Я не понимал, что он задумал, не понимал, и точка. Я просто стоял и пытался удержать рояль, который заскользил, словно огромный кусок черного мыла. Ситуация была дерьмовой, клянусь, по самые уши в шторме, да еще с этим сумасшедшим, сидящим на банкетке — еще один кусок мыла, — с руками, замершими на клавишах.
— Если не сядешь сейчас, не усядешься никогда, — сказал, смеясь, этот сумасшедший.
(Актер усаживается на устройство, что-то между качелями и трапецией.)
— О’кей! Посылаем все в задницу? О’кей. Есть много чего терять, согласен, ну, я сел на твой дурацкий стульчик, вот, уже сижу, и что дальше?
— А дальше — не бойся.
И начал играть.
(Звучит соло на рояле. Что-то вроде вальса, нежного и светлого. Качели начинают раскачиваться, перемещая актера по сцене. И по мере того, как актер продолжает рассказ, амплитуда качания становится все больше, достигая кулис.)
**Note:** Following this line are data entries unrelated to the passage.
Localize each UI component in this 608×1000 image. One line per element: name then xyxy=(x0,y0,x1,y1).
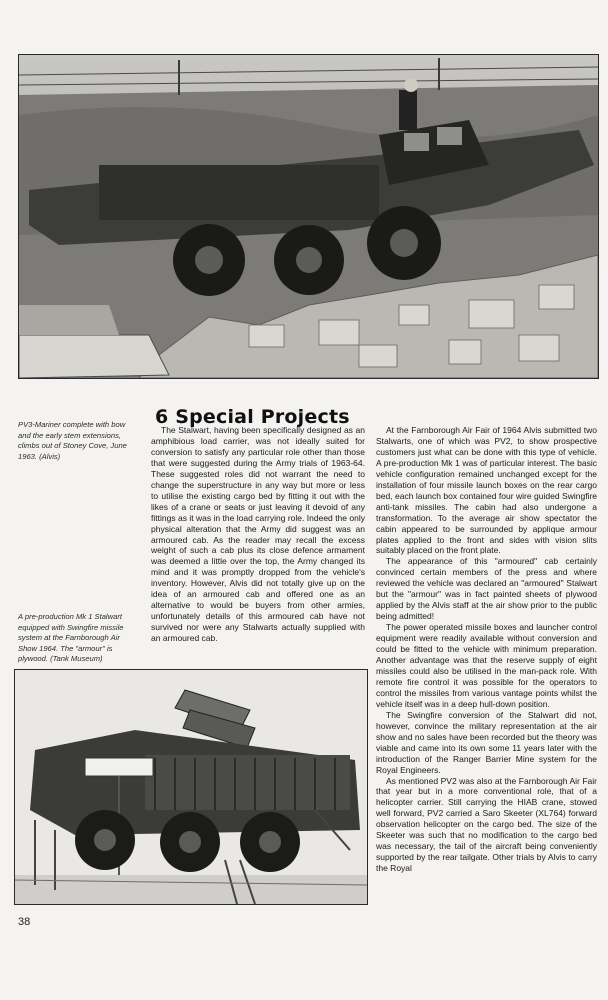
photo-stalwart-mariner xyxy=(18,54,599,379)
caption-bottom-photo: A pre-production Mk 1 Stalwart equipped with Swingfire missile system at the Farnborough Air Show 1964. The "armour" is plywood. (Tank Museum) xyxy=(18,612,124,664)
photo-stalwart-swingfire-image xyxy=(15,670,367,904)
page-title: 6 Special Projects xyxy=(155,405,350,428)
column-right xyxy=(376,425,597,874)
caption-top-photo: PV3-Mariner complete with bow and the early stem extensions, climbs out of Stoney Cove, June 1963. (Alvis) xyxy=(18,420,127,461)
paragraph: The appearance of this "armoured" cab certainly convinced certain members of the press and where reviewed the vehicle was declared an "armoured" Stalwart but the "armour" was in fact painted sheets of plywood applied by the Alvis staff at the air show prior to the public being admitted! xyxy=(376,556,597,622)
paragraph: As mentioned PV2 was also at the Farnborough Air Fair that year but in a more conventional role, that of a helicopter carrier. Still carrying the HIAB crane, stowed well forward, PV2 carried a Saro Skeeter (XL764) forward observation helicopter on the cargo bed. The size of the Skeeter was such that no modification to the cargo bed was necessary, the tail of the aircraft being conveniently supported by the rear tailgate. Other trials by Alvis to carry the Royal xyxy=(376,775,597,874)
photo-stalwart-mariner-image xyxy=(19,55,598,378)
column-middle xyxy=(151,425,365,644)
paragraph: The Swingfire conversion of the Stalwart did not, however, convince the military representation at the air show and no sales have been recorded but the theory was viable and came into its own some 11 years later with the introduction of the Ranger Barrier Mine system for the Royal Engineers. xyxy=(376,709,597,775)
paragraph: The power operated missile boxes and launcher control equipment were readily available without conversion and could be fitted to the vehicle with minimum preparation. Another advantage was that the reserve supply of eight missiles could also be utilised in the man-pack role. With remote fire control it was possible for the operators to control the missiles from various vantage points whilst the vehicle itself was in a deep hull-down position. xyxy=(376,622,597,709)
page-number: 38 xyxy=(18,916,31,928)
paragraph: At the Farnborough Air Fair of 1964 Alvis submitted two Stalwarts, one of which was PV2, to show prospective customers just what can be done with this type of vehicle. A pre-production Mk 1 was of particular interest. The basic vehicle configuration remained unchanged except for the installation of four missile launch boxes on the rear cargo bed, each launch box contained four wire guided Swingfire anti-tank missiles. The cabin had also undergone a transformation. To the average air show spectator the cabin appeared to be surrounded by applique armour plates applied to the front and sides with vision slits suitably placed on the front plate. xyxy=(376,425,597,556)
paragraph: The Stalwart, having been specifically designed as an amphibious load carrier, was not ideally suited for conversion to satisfy any particular role other than those that were suggested during the Army trials of 1963-64. These suggested roles did not warrant the need to change the superstructure in any way but more or less to utilise the existing cargo bed by fitting it out with the likes of a crane or seats or just leaving it devoid of any fittings as it was in the load carrying role. Indeed the only physical alteration that the Army did suggest was an armoured cab. As the reader may recall the excess weight of such a cab plus its close defence armament was deemed a little over the top, the Army changed its mind and it was promptly dropped from the vehicle's inventory. However, Alvis did not totally give up on the idea of an armoured cab and offered one as an alternative to would be buyers from other armies, unfortunately details of this armoured cab have not survived nor were any Stalwarts actually supplied with an armoured cab. xyxy=(151,425,365,644)
photo-stalwart-swingfire xyxy=(14,669,368,905)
А теперь никто не обязан верить мне, я и сам бы, по правде говоря, не поверил никогда, если б мне это рассказали, но что было, то было, а случилось вот что: рояль заскользил по деревянному полу танцзала, а вместе с ним и мы, я и 1900, который играл, не поднимая глаз от клавиш, но казалось, находился где-то далеко отсюда, а рояль то следовал за волнами — отлив, прилив, — то вращался вокруг себя, целясь прямо в витраж, и когда до него оставалась самая малость, замирал и мягко отправлялся обратно, я говорю вам, было такое ощущение, что море баюкает нас, и я ни черта не понимал, и 1900 играл, не прерываясь ни на мгновение, и было очевидно, что он не просто играет, он управляет им, этим роялем, вы понимаете, клавишами ли, нотами, не знаю, он вел его, куда хотел, это абсурд, но это было так. И в то время, как мы кружились между столиками, сбивая лампы и кресла, я понял, что в этот момент то, что мы делали, то, что мы на самом деле делали, было вальсом с Океаном, мы и он, безумные танцоры и прекрасные, слившиеся в едином волнующем танце, на золотистом паркете ночи. О йес!